Closed this issue 2 years ago · 2 comments

Hi, thanks for your great work. I have a question about checkpoints.

I saw config files, and I can find that you used mode=max in latest_checkpoint.yaml, but I can't find it in last_checkpoint.yaml.
so if you used the same metrics for them, I think we need to remove it from latest_checkpoint.yaml. (If use error or loss for metrics)

How do you think about this?

Additionally, I want to know which one is the best model. Is the last.ckpt the best model with metrics (valid error or loss)?

thanks.

Answer 1 · 2022-05-28T18:13:54.000Z

Hello @dwro0121,

To clarify:

last_checkpoint.yaml: After the end of each epoch: save the current checkpoint as latest-{epoch}.ckpt (and delete the previous one). At the end of the training, save the last one as last.ckpt.
latest_checkpoint: Every X epochs (200 by default), save the checkpoint (and keep all others).

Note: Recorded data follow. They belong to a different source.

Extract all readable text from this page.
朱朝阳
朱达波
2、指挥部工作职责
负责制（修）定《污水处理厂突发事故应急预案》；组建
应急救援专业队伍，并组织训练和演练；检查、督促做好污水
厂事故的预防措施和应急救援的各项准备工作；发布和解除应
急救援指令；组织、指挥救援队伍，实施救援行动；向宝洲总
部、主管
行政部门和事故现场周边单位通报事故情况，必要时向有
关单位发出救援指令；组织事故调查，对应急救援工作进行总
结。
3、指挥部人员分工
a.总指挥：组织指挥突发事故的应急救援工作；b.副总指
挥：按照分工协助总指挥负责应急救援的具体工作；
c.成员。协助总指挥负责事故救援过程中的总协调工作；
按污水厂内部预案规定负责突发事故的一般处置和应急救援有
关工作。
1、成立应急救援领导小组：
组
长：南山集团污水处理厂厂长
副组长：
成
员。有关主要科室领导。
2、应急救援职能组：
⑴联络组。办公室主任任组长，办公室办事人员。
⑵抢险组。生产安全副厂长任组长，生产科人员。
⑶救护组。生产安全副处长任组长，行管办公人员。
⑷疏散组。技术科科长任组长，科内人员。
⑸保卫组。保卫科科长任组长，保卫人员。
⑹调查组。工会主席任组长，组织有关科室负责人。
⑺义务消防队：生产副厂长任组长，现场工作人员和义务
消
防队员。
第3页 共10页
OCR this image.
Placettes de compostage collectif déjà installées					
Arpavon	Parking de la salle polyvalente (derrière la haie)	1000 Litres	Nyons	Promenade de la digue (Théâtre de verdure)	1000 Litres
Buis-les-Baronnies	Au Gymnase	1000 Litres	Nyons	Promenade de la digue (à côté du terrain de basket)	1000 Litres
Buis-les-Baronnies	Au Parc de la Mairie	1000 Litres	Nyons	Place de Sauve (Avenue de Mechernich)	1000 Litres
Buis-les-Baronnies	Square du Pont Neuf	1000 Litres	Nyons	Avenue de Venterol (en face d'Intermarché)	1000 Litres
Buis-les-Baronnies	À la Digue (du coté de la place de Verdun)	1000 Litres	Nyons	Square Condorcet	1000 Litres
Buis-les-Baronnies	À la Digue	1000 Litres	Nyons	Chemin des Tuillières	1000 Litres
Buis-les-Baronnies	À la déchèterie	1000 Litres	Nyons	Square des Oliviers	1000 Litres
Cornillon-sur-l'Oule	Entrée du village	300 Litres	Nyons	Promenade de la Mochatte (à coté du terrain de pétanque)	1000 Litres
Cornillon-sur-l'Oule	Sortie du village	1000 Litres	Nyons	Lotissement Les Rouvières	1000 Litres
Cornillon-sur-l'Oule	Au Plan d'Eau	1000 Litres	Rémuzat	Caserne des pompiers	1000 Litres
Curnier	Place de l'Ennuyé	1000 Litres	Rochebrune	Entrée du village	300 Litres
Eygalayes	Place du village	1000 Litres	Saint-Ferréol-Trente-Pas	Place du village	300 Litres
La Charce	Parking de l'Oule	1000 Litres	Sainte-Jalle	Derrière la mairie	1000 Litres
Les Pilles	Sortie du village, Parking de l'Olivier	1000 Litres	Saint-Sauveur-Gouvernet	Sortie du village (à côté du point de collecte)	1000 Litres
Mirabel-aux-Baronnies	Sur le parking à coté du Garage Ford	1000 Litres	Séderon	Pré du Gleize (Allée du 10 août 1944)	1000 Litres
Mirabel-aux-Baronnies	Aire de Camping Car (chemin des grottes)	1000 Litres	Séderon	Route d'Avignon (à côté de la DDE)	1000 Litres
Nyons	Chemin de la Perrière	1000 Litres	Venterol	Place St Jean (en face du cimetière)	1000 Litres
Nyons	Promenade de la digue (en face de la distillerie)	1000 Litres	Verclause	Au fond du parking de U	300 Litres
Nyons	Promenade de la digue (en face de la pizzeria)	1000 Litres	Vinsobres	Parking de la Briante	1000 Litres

Actually, about the config files, it does not matter so much: the default behaviour withmonitor: None is to save the last checkpoint.
I will remove monitor: stepand mode: max from latest_checkpoint which do the same thing, it will be more clear. Thanks for pointing this out to me.

To simplify things, the best model is the last.ckpt, the checkpoint after a full training. I am not using the validation metric/loss to choose the best model.

Answer 2 · 2022-05-30T11:54:07.000Z

Questions have been resolved. Thank you for the reply.